Understand that these kinds of bullies can’t ask for what they want respectfully because, if they do, they’ll only be giving you the freedom to say no. They would give you a chance to cut those puppet strings. Then where would that leave them?

It would leave them without a target.

Some of them will threaten you with:

1. “If you don’t do this, I’ll kick your a**.”

2. “If you say that, I’ll beat the sh** out of you.”

And some may not. But! You know the threat is there because these bullies will give you that threatening look or they loom just a little too close to intimidate you. Their body language speaks for them. Their nostrils will flair like a bull getting ready to charge, or they face you with a threatening stance while clenching their fists. They are the classic bullies.

Realize that overly aggressive bullies are so afraid of losing control of you. They react with rage if you don’t comply or take the abuse.

As I type this, I think about one bully, in particular, I’ll call her Kitty.

If there’s one thing I remember about her, it’s her volatile temper.
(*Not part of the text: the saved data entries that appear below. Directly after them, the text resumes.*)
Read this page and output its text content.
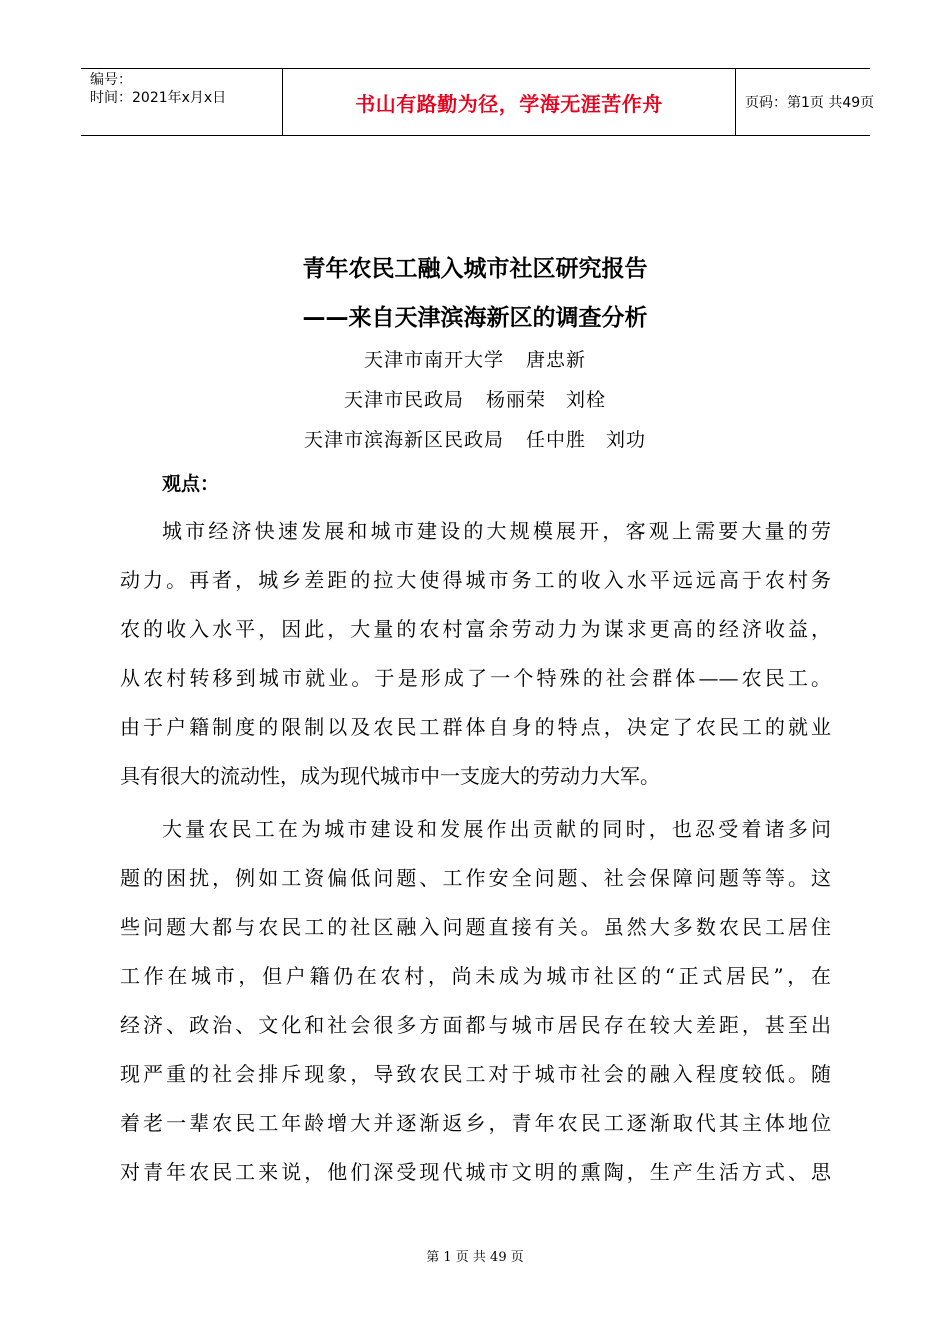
编号：
时间：2021年x月x日	书山有路勤为径，学海无涯苦作舟	页码：第1页 共49页
青年农民工融入城市社区研究报告
——来自天津滨海新区的调查分析
天津市南开大学 唐忠新
天津市民政局 杨丽荣　刘栓
天津市滨海新区民政局 任中胜　刘功
观点：
城市经济快速发展和城市建设的大规模展开，客观上需要大量的劳
动力。再者，城乡差距的拉大使得城市务工的收入水平远远高于农村务
农的收入水平，因此，大量的农村富余劳动力为谋求更高的经济收益，
从农村转移到城市就业。于是形成了一个特殊的社会群体——农民工。
由于户籍制度的限制以及农民工群体自身的特点，决定了农民工的就业
具有很大的流动性，成为现代城市中一支庞大的劳动力大军。
大量农民工在为城市建设和发展作出贡献的同时，也忍受着诸多问
题的困扰，例如工资偏低问题、工作安全问题、社会保障问题等等。这
些问题大都与农民工的社区融入问题直接有关。虽然大多数农民工居住
工作在城市，但户籍仍在农村，尚未成为城市社区的“正式居民”，在
经济、政治、文化和社会很多方面都与城市居民存在较大差距，甚至出
现严重的社会排斥现象，导致农民工对于城市社会的融入程度较低。随
着老一辈农民工年龄增大并逐渐返乡，青年农民工逐渐取代其主体地位
对青年农民工来说，他们深受现代城市文明的熏陶，生产生活方式、思
第 1 页 共 49 页
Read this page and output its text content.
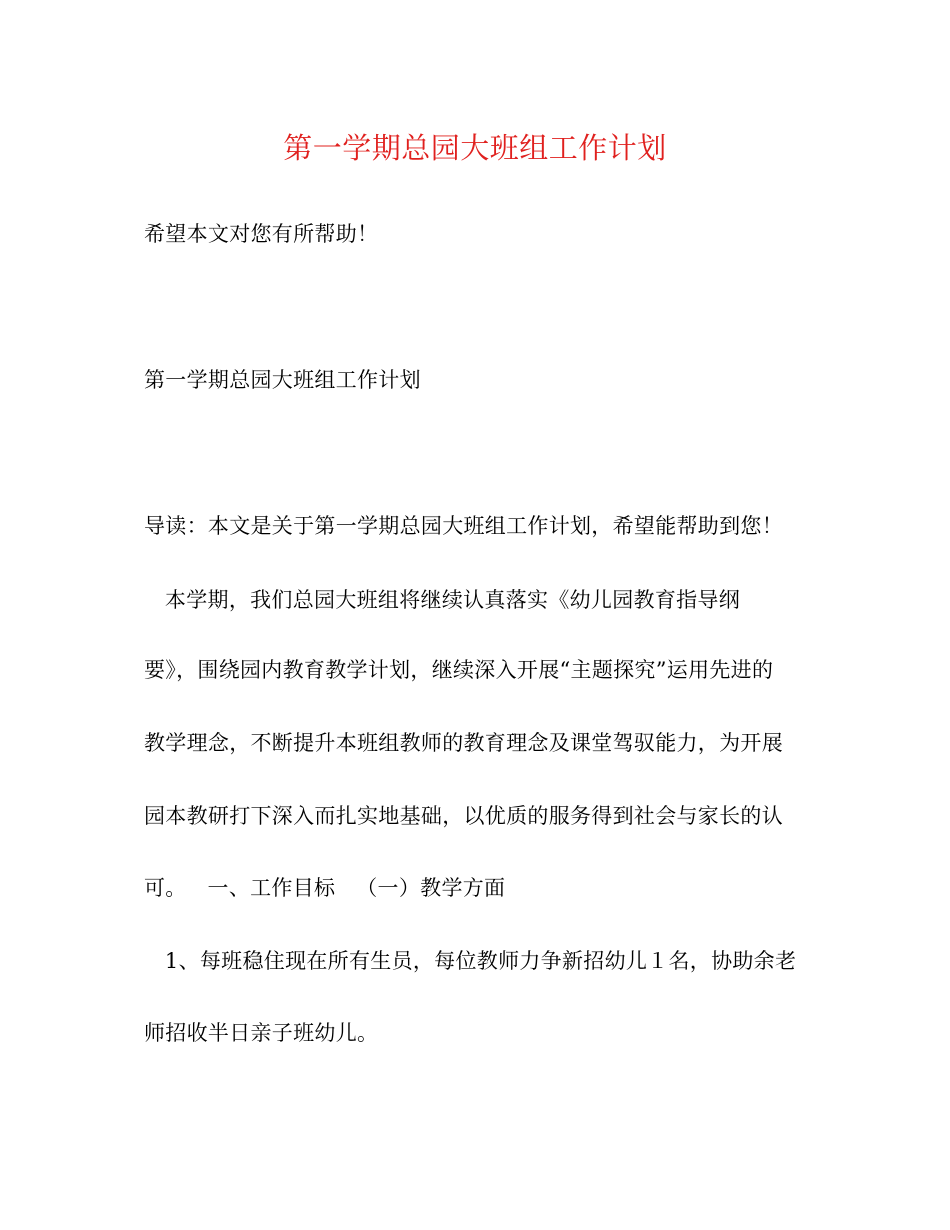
第一学期总园大班组工作计划
希望本文对您有所帮助！
第一学期总园大班组工作计划
导读：本文是关于第一学期总园大班组工作计划，希望能帮助到您！
本学期，我们总园大班组将继续认真落实《幼儿园教育指导纲
要》，围绕园内教育教学计划，继续深入开展“主题探究”运用先进的
教学理念，不断提升本班组教师的教育理念及课堂驾驭能力，为开展
园本教研打下深入而扎实地基础，以优质的服务得到社会与家长的认
可。   一、工作目标   （一）教学方面
1、每班稳住现在所有生员，每位教师力争新招幼儿１名，协助余老
师招收半日亲子班幼儿。
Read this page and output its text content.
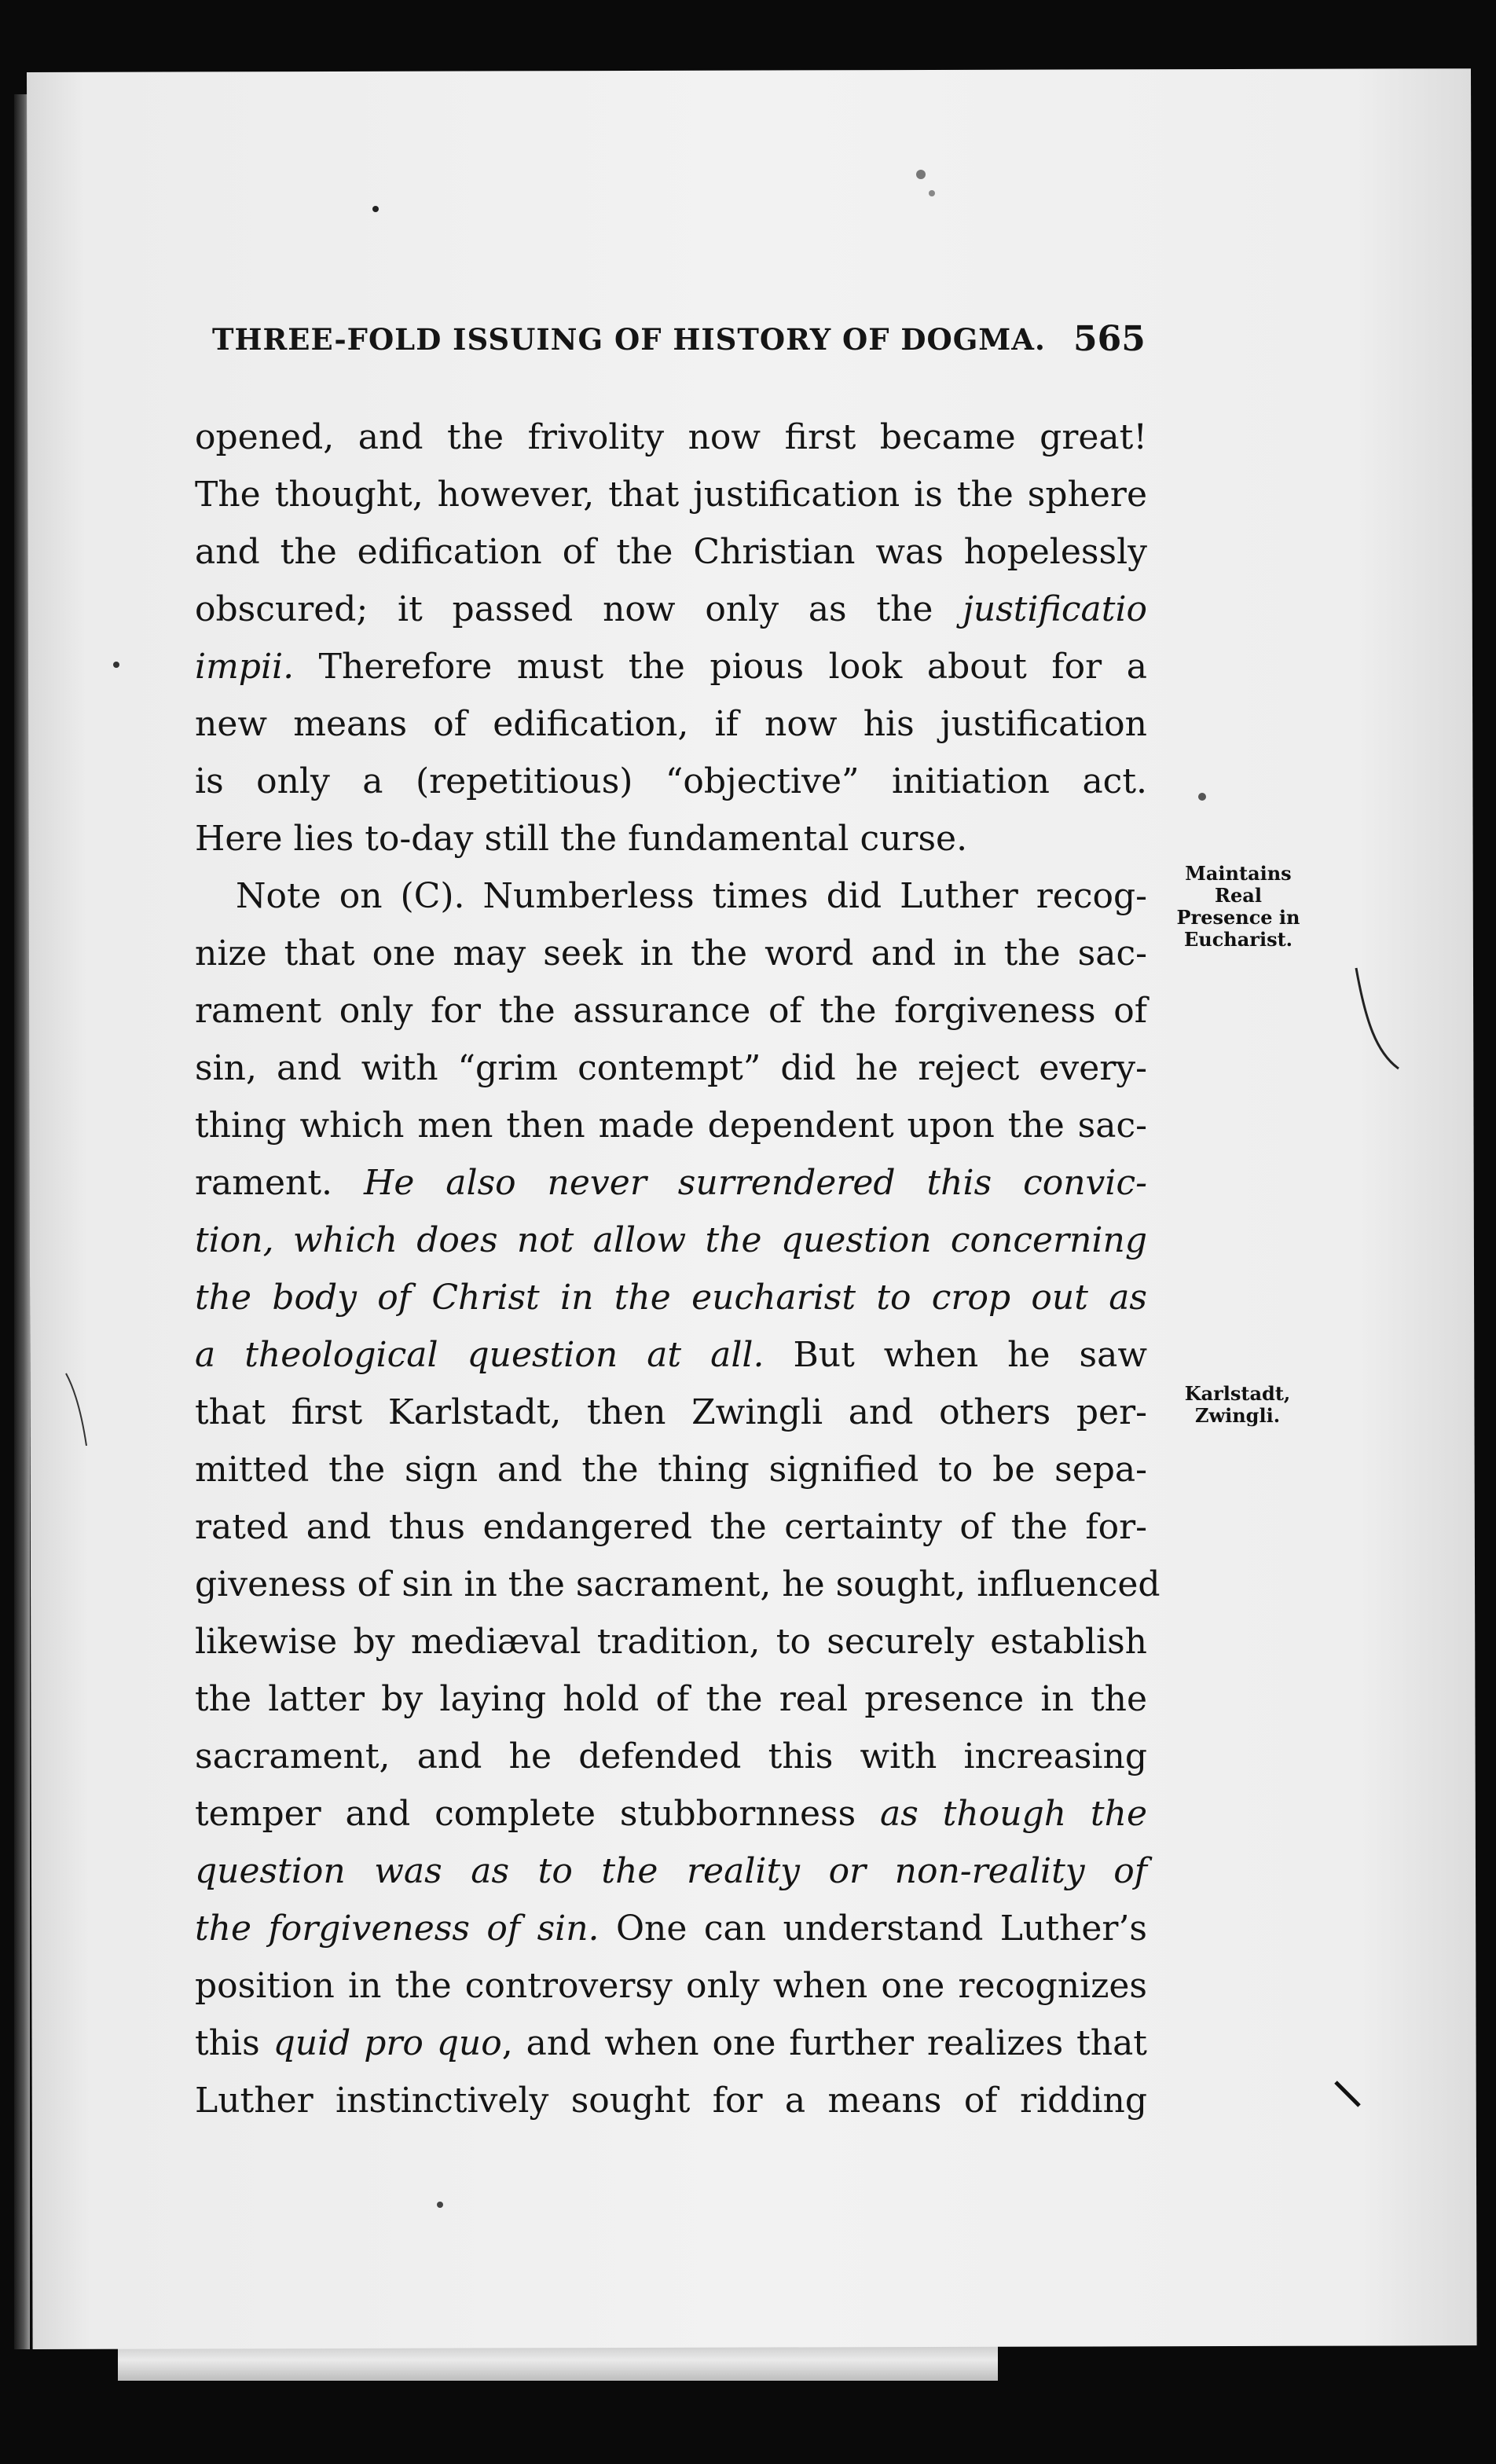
THREE-FOLD ISSUING OF HISTORY OF DOGMA. 565
opened, and the frivolity now first became great!
The thought, however, that justification is the sphere
and the edification of the Christian was hopelessly
obscured; it passed now only as the justificatio
impii. Therefore must the pious look about for a
new means of edification, if now his justification
is only a (repetitious) “objective” initiation act.
Here lies to-day still the fundamental curse.
Note on (C). Numberless times did Luther recog-
nize that one may seek in the word and in the sac-
rament only for the assurance of the forgiveness of
sin, and with “grim contempt” did he reject every-
thing which men then made dependent upon the sac-
rament. He also never surrendered this convic-
tion, which does not allow the question concerning
the body of Christ in the eucharist to crop out as
a theological question at all. But when he saw
that first Karlstadt, then Zwingli and others per-
mitted the sign and the thing signified to be sepa-
rated and thus endangered the certainty of the for-
giveness of sin in the sacrament, he sought, influenced
likewise by mediæval tradition, to securely establish
the latter by laying hold of the real presence in the
sacrament, and he defended this with increasing
temper and complete stubbornness as though the
question was as to the reality or non-reality of
the forgiveness of sin. One can understand Luther’s
position in the controversy only when one recognizes
this quid pro quo, and when one further realizes that
Luther instinctively sought for a means of ridding
Maintains
Real
Presence in
Eucharist.
Karlstadt,
Zwingli.
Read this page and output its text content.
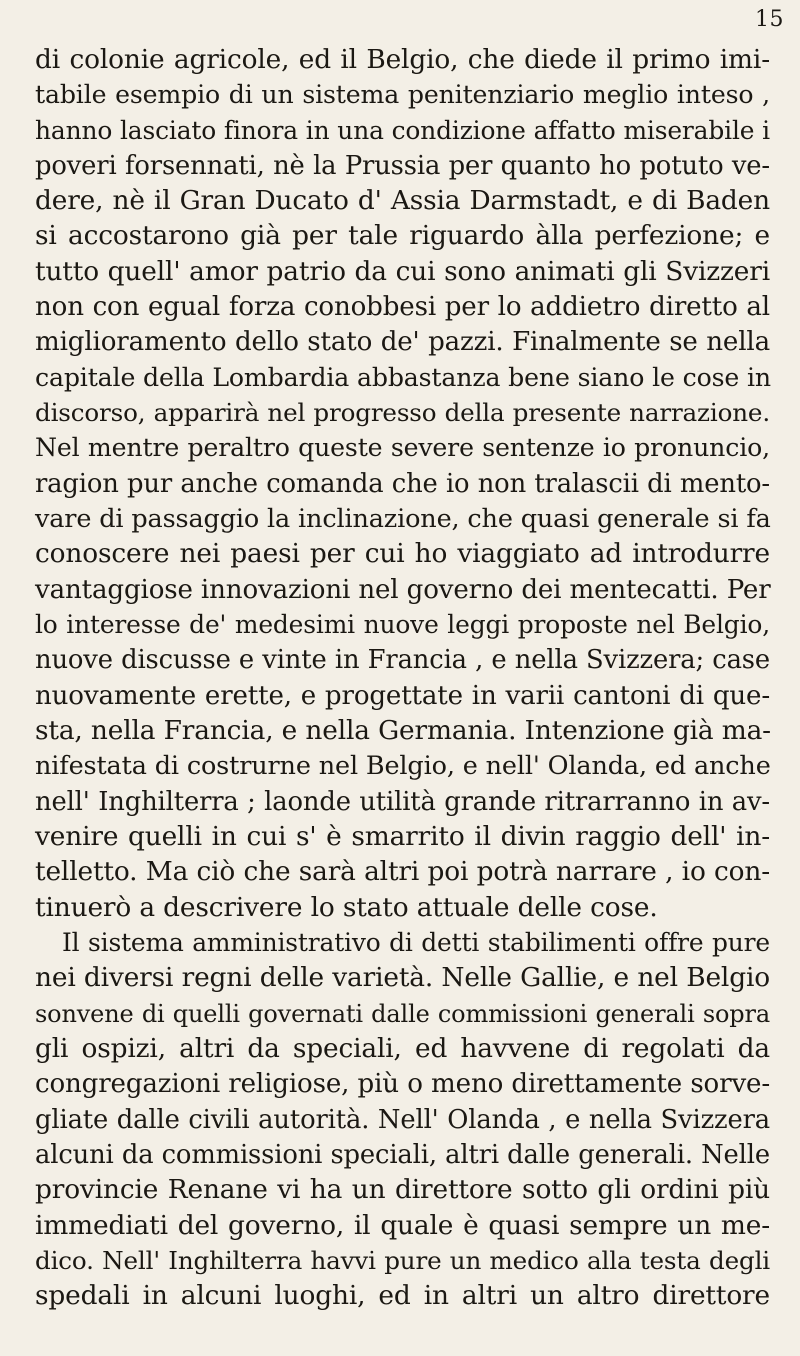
15
di colonie agricole, ed il Belgio, che diede il primo imi-
tabile esempio di un sistema penitenziario meglio inteso ,
hanno lasciato finora in una condizione affatto miserabile i
poveri forsennati, nè la Prussia per quanto ho potuto ve-
dere, nè il Gran Ducato d' Assia Darmstadt, e di Baden
si accostarono già per tale riguardo àlla perfezione; e
tutto quell' amor patrio da cui sono animati gli Svizzeri
non con egual forza conobbesi per lo addietro diretto al
miglioramento dello stato de' pazzi. Finalmente se nella
capitale della Lombardia abbastanza bene siano le cose in
discorso, apparirà nel progresso della presente narrazione.
Nel mentre peraltro queste severe sentenze io pronuncio,
ragion pur anche comanda che io non tralascii di mento-
vare di passaggio la inclinazione, che quasi generale si fa
conoscere nei paesi per cui ho viaggiato ad introdurre
vantaggiose innovazioni nel governo dei mentecatti. Per
lo interesse de' medesimi nuove leggi proposte nel Belgio,
nuove discusse e vinte in Francia , e nella Svizzera; case
nuovamente erette, e progettate in varii cantoni di que-
sta, nella Francia, e nella Germania. Intenzione già ma-
nifestata di costrurne nel Belgio, e nell' Olanda, ed anche
nell' Inghilterra ; laonde utilità grande ritrarranno in av-
venire quelli in cui s' è smarrito il divin raggio dell' in-
telletto. Ma ciò che sarà altri poi potrà narrare , io con-
tinuerò a descrivere lo stato attuale delle cose.
Il sistema amministrativo di detti stabilimenti offre pure
nei diversi regni delle varietà. Nelle Gallie, e nel Belgio
sonvene di quelli governati dalle commissioni generali sopra
gli ospizi, altri da speciali, ed havvene di regolati da
congregazioni religiose, più o meno direttamente sorve-
gliate dalle civili autorità. Nell' Olanda , e nella Svizzera
alcuni da commissioni speciali, altri dalle generali. Nelle
provincie Renane vi ha un direttore sotto gli ordini più
immediati del governo, il quale è quasi sempre un me-
dico. Nell' Inghilterra havvi pure un medico alla testa degli
spedali in alcuni luoghi, ed in altri un altro direttore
During the eighth grade, I remember standing in the lunch line, and Kitty shoving me from behind and screaming at me to move. She pushed me so hard that she almost knocked me to the floor.

I don’t know what came over me that day, but people had bullied me for a few years, and I finally got fed up. I shouted back, telling her to keep away from me and not to ever put her hands on me again. Suddenly, her eyes flashed, and she grabbed a steak knife from the utensil section. Back then, schools used real silverware, not plastic cutlery. And she lunged at me with it.

To this day, I can still remember the white-knuckled grip she had on the potential weapon. Luckily, the principal and several male teachers grabbed and restrained her before she could attack. And mind you, Kitty was a huge 200+ pound, and close to six feet tall gargantuan. I was only, maybe, 110-120 lbs and five foot three or four. So, she could’ve done considerable damage without the knife. Lord knows what she would’ve done with it.

Then, there was the incident in the principal’s office after she’d tried to attack me in the classroom when she went berserk and grabbed the principal’s nameplate off his desk and charged me with it. Luckily, the principal and another teacher restrained her.

So, I want to warn you that, yes, such people exist and they’re dangerous. It’s best to avoid these types of bullies if possible. However, understand that overly-aggressive bullies are the type who will also hunt you down if you’re not available.

Kitty was that type. You couldn’t avoid her for long.

If a bully tracks you down, I can only tell you this. If the school won’t punish these crazies, the best thing to do is document the bullying and keep a journal of it, using the 5W rule. You should also contact the police and get a restraining order against these kinds of bullies. In doing these things, you establish records of past abuse, and these records can serve as evidence in court in the event the person maims you, or worse. You may also need to transfer schools to ensure your safety.

Do everything you can to take care of yourself and stay safe.